1Department of Biochemistry and Molecular Biology, Federal University of Viçosa, 36570-000 Viçosa, MG, Brazil
2Department of Structural Biology, Federal University of Alfenas, 37130-000 Alfenas, MG, Brazil
3Department of Animal Biology, Federal University of Viçosa, 36570-000 Viçosa, MG, Brazil
4School of Medicine, Federal University of Jequitinhonha and Mucuri Valleys, 39100-000 Diamantina, MG, Brazil
5Department of Nutrition and Health, Federal University of Viçosa, 36570-000 Viçosa, MG, Brazil
6Department of Medicine and Nursing, Federal University of Viçosa, 36570-000 Viçosa, MG, Brazil

Received 13 April 2016; Revised 13 May 2016; Accepted 16 May 2016

Academic Editor: Salah A. Sheweita

Copyright © 2016 Rodrigo Barros Freitas et al. This is an open access article distributed under the Creative Commons Attribution License, which permits unrestricted use, distribution, and reproduction in any medium, provided the original work is properly cited.

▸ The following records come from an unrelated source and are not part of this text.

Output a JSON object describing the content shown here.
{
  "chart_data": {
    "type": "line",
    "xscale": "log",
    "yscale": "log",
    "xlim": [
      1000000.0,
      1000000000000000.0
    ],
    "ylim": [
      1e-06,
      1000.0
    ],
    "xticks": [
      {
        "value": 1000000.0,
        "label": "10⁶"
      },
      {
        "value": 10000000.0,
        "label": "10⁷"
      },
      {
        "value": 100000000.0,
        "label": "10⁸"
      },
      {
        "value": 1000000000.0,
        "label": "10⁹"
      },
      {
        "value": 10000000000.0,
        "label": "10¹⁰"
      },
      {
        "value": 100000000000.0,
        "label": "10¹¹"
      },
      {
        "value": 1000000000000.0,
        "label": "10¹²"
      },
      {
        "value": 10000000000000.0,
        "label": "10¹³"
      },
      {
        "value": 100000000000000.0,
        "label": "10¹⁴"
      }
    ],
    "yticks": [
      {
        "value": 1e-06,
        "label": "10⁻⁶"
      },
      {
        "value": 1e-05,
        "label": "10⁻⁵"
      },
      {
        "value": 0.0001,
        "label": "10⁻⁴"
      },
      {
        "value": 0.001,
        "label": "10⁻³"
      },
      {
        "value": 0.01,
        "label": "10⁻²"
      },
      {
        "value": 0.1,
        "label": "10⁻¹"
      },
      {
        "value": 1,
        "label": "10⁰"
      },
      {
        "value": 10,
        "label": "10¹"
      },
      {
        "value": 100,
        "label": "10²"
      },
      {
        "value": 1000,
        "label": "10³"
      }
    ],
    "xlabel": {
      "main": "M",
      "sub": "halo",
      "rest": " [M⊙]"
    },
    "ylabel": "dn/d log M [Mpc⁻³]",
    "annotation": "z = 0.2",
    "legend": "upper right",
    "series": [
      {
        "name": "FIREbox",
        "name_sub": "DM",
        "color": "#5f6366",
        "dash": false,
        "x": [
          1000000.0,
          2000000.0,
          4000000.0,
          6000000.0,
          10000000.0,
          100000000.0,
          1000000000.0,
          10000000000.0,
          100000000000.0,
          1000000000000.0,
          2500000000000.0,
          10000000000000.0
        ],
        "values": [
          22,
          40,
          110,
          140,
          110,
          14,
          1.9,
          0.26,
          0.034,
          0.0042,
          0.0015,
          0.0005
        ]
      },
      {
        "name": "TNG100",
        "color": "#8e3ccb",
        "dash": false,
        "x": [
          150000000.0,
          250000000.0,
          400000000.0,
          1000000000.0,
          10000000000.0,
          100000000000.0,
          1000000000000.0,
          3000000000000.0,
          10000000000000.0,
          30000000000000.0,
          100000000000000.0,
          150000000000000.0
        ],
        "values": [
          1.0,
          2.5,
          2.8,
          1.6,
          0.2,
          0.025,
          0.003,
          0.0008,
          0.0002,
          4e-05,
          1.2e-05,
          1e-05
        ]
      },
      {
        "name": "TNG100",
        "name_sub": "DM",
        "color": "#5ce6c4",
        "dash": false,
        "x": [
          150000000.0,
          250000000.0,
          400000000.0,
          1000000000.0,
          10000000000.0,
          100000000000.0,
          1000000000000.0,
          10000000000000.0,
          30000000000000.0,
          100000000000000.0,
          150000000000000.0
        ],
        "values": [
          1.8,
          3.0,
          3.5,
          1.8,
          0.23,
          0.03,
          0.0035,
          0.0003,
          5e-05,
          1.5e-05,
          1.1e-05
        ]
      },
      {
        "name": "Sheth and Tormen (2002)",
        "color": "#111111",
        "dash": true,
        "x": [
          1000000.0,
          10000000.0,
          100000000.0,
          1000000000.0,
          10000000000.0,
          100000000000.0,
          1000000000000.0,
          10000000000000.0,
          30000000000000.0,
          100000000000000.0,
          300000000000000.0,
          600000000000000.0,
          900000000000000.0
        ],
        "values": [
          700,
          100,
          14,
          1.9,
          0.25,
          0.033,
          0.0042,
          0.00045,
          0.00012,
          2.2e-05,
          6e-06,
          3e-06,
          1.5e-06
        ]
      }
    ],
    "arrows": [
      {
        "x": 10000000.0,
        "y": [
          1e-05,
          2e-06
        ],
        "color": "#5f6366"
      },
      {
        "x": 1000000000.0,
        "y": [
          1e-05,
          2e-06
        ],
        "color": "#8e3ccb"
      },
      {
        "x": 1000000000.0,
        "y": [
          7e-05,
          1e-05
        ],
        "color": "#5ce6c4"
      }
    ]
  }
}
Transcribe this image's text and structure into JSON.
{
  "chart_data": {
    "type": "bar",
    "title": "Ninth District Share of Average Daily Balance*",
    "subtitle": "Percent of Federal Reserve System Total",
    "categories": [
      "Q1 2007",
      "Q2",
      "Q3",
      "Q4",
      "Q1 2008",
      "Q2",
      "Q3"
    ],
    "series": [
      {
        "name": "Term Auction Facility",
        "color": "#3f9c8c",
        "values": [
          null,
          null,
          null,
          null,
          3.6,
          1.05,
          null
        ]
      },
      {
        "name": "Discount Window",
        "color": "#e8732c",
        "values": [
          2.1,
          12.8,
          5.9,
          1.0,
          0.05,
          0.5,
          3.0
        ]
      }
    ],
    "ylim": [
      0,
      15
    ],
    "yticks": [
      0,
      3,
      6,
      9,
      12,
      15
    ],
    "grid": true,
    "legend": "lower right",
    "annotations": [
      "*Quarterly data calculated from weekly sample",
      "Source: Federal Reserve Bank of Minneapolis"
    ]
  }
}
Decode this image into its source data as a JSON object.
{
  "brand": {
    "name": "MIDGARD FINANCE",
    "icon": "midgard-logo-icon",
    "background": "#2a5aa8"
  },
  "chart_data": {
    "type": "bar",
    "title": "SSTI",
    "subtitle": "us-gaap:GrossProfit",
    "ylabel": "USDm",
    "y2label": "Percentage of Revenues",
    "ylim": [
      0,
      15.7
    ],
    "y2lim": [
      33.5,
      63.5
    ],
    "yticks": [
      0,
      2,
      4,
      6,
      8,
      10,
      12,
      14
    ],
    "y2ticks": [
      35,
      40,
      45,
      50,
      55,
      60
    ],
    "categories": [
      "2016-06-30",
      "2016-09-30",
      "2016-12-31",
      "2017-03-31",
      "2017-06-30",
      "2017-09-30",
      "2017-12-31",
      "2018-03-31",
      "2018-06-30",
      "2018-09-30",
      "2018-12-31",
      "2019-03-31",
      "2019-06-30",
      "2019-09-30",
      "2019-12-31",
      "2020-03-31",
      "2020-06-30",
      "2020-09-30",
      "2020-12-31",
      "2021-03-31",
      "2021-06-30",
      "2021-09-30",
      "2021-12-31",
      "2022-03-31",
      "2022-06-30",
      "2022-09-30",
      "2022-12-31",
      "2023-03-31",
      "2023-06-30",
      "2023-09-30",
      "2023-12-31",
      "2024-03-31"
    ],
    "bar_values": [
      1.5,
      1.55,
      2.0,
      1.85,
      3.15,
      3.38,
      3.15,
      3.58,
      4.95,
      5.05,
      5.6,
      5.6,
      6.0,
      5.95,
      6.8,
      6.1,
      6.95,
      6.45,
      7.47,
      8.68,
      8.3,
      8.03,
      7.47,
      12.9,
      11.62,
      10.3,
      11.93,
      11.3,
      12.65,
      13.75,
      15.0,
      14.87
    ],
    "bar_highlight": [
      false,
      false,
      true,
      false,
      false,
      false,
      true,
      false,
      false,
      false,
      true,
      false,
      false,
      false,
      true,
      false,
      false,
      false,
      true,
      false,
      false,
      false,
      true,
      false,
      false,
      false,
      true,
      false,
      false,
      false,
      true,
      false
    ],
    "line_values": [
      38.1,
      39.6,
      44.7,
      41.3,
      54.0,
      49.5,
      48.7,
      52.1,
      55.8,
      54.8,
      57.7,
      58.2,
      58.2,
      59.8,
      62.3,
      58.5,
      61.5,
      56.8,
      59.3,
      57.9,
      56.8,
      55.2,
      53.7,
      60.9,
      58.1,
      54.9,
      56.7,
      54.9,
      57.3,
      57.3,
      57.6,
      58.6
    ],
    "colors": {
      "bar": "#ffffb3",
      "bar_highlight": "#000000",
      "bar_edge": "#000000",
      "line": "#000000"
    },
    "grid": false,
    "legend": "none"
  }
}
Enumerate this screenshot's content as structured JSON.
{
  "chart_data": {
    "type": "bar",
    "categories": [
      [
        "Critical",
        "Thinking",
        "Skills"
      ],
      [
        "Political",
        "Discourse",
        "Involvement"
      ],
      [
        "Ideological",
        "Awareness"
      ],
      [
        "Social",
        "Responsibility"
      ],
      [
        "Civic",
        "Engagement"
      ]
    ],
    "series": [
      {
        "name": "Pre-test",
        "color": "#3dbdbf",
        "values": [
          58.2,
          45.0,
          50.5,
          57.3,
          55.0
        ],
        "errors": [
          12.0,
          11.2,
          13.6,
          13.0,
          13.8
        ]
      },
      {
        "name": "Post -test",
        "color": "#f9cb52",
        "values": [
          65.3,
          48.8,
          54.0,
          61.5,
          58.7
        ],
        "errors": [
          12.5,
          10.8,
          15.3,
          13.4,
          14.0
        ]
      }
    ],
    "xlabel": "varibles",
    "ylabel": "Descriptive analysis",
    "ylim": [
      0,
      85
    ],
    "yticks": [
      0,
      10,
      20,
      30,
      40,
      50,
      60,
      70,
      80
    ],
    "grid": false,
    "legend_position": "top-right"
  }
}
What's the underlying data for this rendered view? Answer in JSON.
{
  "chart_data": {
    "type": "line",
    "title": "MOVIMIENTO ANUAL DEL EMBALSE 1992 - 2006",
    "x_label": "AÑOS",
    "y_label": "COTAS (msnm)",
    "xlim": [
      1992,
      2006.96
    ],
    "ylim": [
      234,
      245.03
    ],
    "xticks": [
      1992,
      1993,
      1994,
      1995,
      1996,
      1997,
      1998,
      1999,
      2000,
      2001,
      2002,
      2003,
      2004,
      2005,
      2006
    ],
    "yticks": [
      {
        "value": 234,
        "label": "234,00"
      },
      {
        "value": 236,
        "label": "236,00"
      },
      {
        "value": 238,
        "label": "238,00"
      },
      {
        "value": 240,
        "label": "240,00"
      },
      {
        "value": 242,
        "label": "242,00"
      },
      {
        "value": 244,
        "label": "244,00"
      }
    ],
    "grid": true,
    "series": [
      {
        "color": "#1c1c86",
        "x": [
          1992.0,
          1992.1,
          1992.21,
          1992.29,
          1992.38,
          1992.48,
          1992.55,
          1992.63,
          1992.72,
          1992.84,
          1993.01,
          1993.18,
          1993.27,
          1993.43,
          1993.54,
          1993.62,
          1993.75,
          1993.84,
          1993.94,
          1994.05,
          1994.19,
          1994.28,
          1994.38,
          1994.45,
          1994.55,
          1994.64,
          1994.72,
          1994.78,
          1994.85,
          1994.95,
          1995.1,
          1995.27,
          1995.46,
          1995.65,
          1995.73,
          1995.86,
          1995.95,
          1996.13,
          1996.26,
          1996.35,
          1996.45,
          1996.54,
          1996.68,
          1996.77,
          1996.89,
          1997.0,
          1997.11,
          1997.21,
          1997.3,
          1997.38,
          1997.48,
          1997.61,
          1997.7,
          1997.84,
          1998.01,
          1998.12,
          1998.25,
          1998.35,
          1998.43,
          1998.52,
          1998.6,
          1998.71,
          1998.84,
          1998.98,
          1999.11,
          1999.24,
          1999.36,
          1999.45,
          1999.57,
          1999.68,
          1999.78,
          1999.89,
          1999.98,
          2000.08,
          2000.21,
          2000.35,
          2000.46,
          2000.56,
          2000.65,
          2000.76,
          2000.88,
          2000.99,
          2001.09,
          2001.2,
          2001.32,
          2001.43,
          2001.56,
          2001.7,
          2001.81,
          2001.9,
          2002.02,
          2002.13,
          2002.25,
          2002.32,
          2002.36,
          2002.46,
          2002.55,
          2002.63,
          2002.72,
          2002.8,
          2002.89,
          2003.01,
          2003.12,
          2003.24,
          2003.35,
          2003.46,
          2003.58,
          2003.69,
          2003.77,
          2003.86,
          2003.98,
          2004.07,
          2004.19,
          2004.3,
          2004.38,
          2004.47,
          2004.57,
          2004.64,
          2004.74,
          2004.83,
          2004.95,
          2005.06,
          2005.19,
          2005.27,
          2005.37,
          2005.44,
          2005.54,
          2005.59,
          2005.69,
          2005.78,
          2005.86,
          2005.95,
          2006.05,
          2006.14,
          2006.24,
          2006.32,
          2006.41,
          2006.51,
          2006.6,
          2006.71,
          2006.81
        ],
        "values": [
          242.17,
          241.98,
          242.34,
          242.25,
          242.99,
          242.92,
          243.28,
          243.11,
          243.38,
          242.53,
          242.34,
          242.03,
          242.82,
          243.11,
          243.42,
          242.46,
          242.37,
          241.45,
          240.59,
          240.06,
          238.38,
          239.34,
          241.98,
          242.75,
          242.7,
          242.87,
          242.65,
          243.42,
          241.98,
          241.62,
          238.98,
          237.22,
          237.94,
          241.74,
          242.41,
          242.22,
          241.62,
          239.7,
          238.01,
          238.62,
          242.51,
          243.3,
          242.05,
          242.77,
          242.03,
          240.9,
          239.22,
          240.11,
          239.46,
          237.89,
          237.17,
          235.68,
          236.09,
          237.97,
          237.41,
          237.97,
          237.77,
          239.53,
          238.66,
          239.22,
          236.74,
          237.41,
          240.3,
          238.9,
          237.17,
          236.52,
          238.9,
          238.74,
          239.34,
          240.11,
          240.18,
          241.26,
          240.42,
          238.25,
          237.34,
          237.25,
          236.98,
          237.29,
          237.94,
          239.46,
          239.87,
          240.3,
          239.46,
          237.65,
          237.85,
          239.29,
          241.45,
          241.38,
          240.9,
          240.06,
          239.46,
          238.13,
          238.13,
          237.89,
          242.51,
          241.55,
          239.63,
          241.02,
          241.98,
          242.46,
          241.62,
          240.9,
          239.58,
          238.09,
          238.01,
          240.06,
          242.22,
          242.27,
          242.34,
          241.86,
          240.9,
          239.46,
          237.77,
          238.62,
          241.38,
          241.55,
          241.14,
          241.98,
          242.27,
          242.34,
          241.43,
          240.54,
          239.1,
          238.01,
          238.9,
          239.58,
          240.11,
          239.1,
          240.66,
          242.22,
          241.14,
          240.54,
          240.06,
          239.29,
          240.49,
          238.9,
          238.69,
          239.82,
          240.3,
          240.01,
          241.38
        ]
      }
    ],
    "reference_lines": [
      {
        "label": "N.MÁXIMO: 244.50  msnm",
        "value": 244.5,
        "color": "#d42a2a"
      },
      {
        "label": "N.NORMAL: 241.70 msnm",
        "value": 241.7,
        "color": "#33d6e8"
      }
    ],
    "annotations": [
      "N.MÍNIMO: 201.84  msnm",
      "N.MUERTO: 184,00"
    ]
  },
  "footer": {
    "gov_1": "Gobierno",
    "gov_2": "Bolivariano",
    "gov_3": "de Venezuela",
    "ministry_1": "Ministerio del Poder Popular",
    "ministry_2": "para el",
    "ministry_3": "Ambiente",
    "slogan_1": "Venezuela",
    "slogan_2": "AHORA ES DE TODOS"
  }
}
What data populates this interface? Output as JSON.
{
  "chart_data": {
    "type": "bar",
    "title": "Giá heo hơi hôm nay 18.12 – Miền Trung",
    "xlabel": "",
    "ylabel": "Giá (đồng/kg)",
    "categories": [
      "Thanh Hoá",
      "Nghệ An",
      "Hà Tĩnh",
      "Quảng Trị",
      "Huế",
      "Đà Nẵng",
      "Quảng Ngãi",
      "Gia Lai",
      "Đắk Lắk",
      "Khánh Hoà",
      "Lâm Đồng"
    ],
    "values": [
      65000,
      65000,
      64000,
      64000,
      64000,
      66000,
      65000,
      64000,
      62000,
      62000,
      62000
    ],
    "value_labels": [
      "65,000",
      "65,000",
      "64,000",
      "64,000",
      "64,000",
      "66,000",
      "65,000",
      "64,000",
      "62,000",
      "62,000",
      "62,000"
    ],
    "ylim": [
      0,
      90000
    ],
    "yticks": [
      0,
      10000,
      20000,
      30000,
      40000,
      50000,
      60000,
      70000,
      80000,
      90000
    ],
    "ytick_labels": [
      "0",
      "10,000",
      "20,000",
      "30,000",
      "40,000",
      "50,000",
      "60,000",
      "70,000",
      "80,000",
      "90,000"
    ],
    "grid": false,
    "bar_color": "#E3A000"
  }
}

We investigated the effects of E. edulis bioproducts (lyophilized pulp [LEE], defatted lyophilized pulp [LDEE], and oil [EO]) on nonalcoholic fatty liver disease (NAFLD) induced by a high-fat diet (HFD) in rats. All products were chemically analyzed. In vivo, 42 rats were equally randomized into seven groups receiving standard diet, HFD alone or combined with EO, LEE, or LDEE. After NAFLD induction, LEE, LDEE, or EO was added to the animals’ diet for 4 weeks. LEE was rich in polyunsaturated fatty acids. From LEE degreasing, LDEE presented higher levels of anthocyanins and antioxidant capacity in vitro. Dietary intake of LEE and especially LDEE, but not EO, attenuated diet-induced NAFLD, reducing inflammatory infiltrate, steatosis, and lipid peroxidation in liver tissue. Although both E. edulis bioproducts were not hepatotoxic, only LDEE presented sufficient benefits to treat NAFLD in rats, possibly by its low lipid content and high amount of phenols and anthocyanins.